We ran our own field-firing exercises, teaching
the boys everything from how to use Blowpipe to
how to drop electricity pylons. At the end of their
couple of weeks of rain and cold, we'd put them
back on the C-130 with a packed lunch and a can
of Fanta, get them into Pakistan, then over the
border to put theory into practice.

The trouble was, Blowpipe was a heap of shit.
Not even the Brits used it any more: you had to
be a PlayStation wizard to operate the thing, and
that was before PlayStation even existed. It was
soon clear it wasn't working. The sky was still
full of Hinds. The Americans had to relent. They
opened the toy cupboard and broke out the
Stingers.

The muj had to be trained all over again. The
west coast of Scotland reopened for mujahideen
short-breaks and the C-130s resumed their
shuttle.

The kit was filtering into Afghanistan via
covert convoys, but the shifty fuckers weren't
using it. Stingers were far too nice and shiny, and
the muj were saving them for a rainy day.

It was then that we had to go over there ourselves
and get our hands dirty. We were running
all over the snow-peaked mountains and harsh
rock valleys I was now seeing below us. We
ambushed, attacked, blew up and killed anything
that carried a hammer and sickle.
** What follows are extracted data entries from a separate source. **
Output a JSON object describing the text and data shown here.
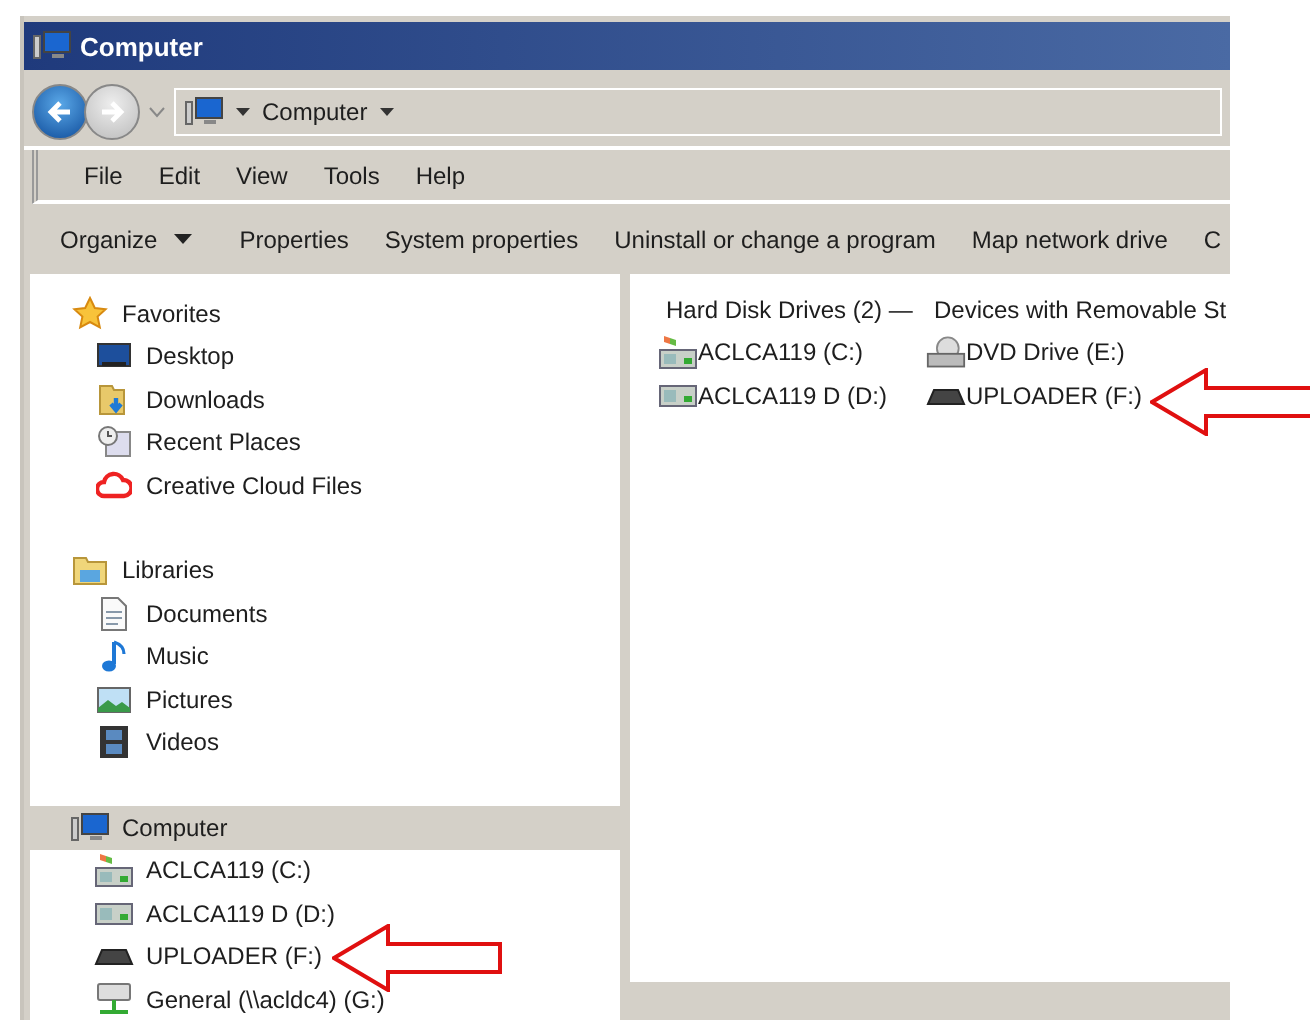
{
  "window": {
    "title": "Computer"
  },
  "address": {
    "path": "Computer"
  },
  "menu": [
    "File",
    "Edit",
    "View",
    "Tools",
    "Help"
  ],
  "toolbar": [
    {
      "label": "Organize",
      "dropdown": true
    },
    {
      "label": "Properties",
      "dropdown": false
    },
    {
      "label": "System properties",
      "dropdown": false
    },
    {
      "label": "Uninstall or change a program",
      "dropdown": false
    },
    {
      "label": "Map network drive",
      "dropdown": false
    },
    {
      "label": "C",
      "dropdown": false
    }
  ],
  "navigation": [
    {
      "label": "Favorites",
      "kind": "star",
      "selected": false,
      "children": [
        {
          "label": "Desktop",
          "kind": "desktop",
          "selected": false
        },
        {
          "label": "Downloads",
          "kind": "downloads",
          "selected": false
        },
        {
          "label": "Recent Places",
          "kind": "recent",
          "selected": false
        },
        {
          "label": "Creative Cloud Files",
          "kind": "cloud",
          "selected": false
        }
      ]
    },
    {
      "label": "Libraries",
      "kind": "library",
      "selected": false,
      "children": [
        {
          "label": "Documents",
          "kind": "document",
          "selected": false
        },
        {
          "label": "Music",
          "kind": "music",
          "selected": false
        },
        {
          "label": "Pictures",
          "kind": "picture",
          "selected": false
        },
        {
          "label": "Videos",
          "kind": "video",
          "selected": false
        }
      ]
    },
    {
      "label": "Computer",
      "kind": "computer",
      "selected": true,
      "children": [
        {
          "label": "ACLCA119 (C:)",
          "kind": "system-disk",
          "selected": false
        },
        {
          "label": "ACLCA119 D (D:)",
          "kind": "disk",
          "selected": false
        },
        {
          "label": "UPLOADER (F:)",
          "kind": "removable",
          "selected": false
        },
        {
          "label": "General (\\\\acldc4) (G:)",
          "kind": "network",
          "selected": false
        }
      ]
    }
  ],
  "drive_groups": [
    {
      "heading": "Hard Disk Drives (2) —",
      "drives": [
        {
          "label": "ACLCA119 (C:)",
          "kind": "system-disk"
        },
        {
          "label": "ACLCA119 D (D:)",
          "kind": "disk"
        }
      ]
    },
    {
      "heading": "Devices with Removable St",
      "drives": [
        {
          "label": "DVD Drive (E:)",
          "kind": "dvd"
        },
        {
          "label": "UPLOADER (F:)",
          "kind": "removable"
        }
      ]
    }
  ]
}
Every
time a Hind retaliated, one of us would loose off
a Stinger and blow it out of the sky. All my
Christmases had come at once.

Eventually the Russians had had enough.
We'd helped make Afghanistan their Vietnam.
One day they just got back into their tanks and
few remaining Hinds and crept out of town.

We withdrew, only for the muj to start fighting
among themselves all over again – as they do. If
there's no enemy, they kick the shit out of each
other. They're even worse than Jocks. Fifty
thousand people were killed in Kabul alone during
the civil war that followed.

The Taliban finally won in 1996, and they ran
the shop until late 2001. That was when, after
9/11, the USA came calling with a few thousand
tonnes of bombs so the Northern Alliance could
enter the city and take over for the US forces that
were 'liberating' the country. And so the show
goes on.

Even today, the US are still shitting themselves
at the prospect of Stingers being used against
them, and rightly so. Pallet loads of the things are
unaccounted for. They could be lying in somebody's
shed, still waiting for that rainy day, or in
Iran, being busily reverse-engineered.